Keeper Sepp Maier, organizer of the defence Franz Beckenbauer, man markers Georg Schwarzenbeck and Horst Höttges, midfielders Herbert Wimmer and Siggi Held, playmakers Paul Breitner and Günter Netzer, and the strikers Jürgen Grabowski, Uli Hoeneß and Gerd Müller, are big names that make the hearts of soccer fans swell.
In the finals in Belgium, the German side won 2-1 in the semi-final against the host country and 3-0 in the final against the former Soviet Union thus capturing their first European title. "This is the best team, we ever had", stated the former coach Helmut Schön in the hour of his triumph. The London Times wrote: "Germany has the most talented football team on the continent". The French L’Equipe wrote: "Brussels witnessed the rehabilitation of attacking football."
Only 8 years went by before the next title was captured. Horst Hrubesch, today assistant of team manager Erich Ribbeck, scored 1980 in Rome both goals in the 2-1 final win against Belgium for the German squad who was coached then by former team manager Jupp Derwall. Moreover, Klaus Allofs became top scorer with 3 goals in the European Championship finals in Italy where 8 teams competed for the first time. Bernd Schuster and Lothar Matthäus were the rising stars in Italy. Whereas Schuster finished his international career voluntarily after only 21 games, Lothar Matthäus set a world record as far as his international appearances in the national colours are concerned.

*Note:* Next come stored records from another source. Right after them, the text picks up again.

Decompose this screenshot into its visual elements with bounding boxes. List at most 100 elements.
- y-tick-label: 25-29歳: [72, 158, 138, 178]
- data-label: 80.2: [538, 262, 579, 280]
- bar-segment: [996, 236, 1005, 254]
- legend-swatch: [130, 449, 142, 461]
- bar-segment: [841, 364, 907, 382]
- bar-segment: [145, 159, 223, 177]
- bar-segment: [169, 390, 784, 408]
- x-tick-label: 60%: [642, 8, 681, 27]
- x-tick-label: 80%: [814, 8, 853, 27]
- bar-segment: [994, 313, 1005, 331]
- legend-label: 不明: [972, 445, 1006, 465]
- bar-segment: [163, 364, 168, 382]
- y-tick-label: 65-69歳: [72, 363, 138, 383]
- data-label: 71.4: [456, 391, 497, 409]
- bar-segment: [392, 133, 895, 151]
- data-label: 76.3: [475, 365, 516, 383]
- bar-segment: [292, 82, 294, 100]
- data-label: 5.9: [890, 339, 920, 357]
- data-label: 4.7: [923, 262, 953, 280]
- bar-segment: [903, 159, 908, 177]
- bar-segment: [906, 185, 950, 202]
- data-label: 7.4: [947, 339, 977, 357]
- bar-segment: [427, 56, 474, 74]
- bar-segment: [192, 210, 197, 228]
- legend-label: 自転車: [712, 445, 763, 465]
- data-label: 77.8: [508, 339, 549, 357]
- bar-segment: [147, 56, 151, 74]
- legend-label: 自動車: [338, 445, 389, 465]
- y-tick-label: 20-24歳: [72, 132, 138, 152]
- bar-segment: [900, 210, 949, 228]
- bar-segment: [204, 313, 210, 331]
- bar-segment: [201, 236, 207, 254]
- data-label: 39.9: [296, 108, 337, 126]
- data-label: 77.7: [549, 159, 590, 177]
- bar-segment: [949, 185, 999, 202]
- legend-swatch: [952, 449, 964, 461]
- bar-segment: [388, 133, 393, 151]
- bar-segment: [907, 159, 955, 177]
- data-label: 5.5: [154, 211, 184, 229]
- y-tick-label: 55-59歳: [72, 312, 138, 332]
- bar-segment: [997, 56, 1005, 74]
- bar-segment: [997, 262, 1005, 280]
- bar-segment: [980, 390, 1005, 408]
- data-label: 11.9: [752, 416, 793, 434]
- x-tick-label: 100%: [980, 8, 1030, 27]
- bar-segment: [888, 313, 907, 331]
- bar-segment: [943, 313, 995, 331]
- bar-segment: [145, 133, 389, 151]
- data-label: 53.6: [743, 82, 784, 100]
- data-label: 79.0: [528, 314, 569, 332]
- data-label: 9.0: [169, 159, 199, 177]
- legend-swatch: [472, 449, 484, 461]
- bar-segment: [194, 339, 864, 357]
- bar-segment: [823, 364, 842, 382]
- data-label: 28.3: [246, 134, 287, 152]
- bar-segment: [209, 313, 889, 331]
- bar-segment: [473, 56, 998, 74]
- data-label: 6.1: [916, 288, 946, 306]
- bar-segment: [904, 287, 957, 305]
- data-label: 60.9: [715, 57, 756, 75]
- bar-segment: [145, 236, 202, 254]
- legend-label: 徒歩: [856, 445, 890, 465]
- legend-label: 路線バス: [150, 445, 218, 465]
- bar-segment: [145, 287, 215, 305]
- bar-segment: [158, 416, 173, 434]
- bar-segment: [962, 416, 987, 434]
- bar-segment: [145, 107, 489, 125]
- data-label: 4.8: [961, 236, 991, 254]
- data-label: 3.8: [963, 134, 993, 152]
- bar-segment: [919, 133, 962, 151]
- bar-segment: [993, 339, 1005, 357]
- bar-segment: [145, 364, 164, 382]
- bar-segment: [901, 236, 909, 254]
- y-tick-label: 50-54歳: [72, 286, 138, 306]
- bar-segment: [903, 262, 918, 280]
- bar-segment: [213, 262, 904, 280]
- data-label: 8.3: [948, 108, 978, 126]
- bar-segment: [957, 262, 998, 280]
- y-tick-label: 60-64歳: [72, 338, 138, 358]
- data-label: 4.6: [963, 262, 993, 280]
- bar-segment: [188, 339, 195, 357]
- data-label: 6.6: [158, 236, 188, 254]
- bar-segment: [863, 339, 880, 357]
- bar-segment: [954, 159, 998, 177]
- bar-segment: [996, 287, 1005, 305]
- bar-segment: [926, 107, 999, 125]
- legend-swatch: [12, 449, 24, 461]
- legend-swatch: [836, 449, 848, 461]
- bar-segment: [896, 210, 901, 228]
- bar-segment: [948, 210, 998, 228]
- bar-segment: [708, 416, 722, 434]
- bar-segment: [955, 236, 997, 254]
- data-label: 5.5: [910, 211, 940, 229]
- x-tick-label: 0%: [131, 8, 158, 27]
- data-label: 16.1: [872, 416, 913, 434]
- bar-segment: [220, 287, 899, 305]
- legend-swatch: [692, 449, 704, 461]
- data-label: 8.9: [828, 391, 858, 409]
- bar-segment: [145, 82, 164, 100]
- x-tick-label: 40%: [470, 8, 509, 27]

In 1996, it was once again the squad from England who must be connected with the third triumph of a German team in a European championship tournament. The pictures of the former head coach Berti Vogts (photo left) are unforgotten, who after winning the final against the Czech Republic, was overcome with emotions and celebrated "La Ola" with the German fans in the Wembley stadium.
Oliver Bierhoff, who had already scored the equaliser, led the German squad to triumph with his historic golden goal in the 95th minute (2-1). The host country England had before been eliminated in a dramatic penalty shoot-out. After the finals, Matthias Sammer was voted "Europe's Player of the Year". In 1976, Germany won second place after a 3-5-penalty shoot-out against former Czechoslovakia (2-2 draw after overtime). The decisive miss of Uli Hoeneß in Belgrade is unforgotten. In 1992 in Sweden, the reigning world cup holder Germany was the favourite in the final against Denmark. The Danish team, who had replaced the team from Yugoslavia, ruled out of the tournament due the war in the Balkan States, scored a stunning 2-0 win over the German squad. Four years earlier, the German team had been eliminated at home 1-2 in the semi-final against the eventual titleholder Holland (photo right).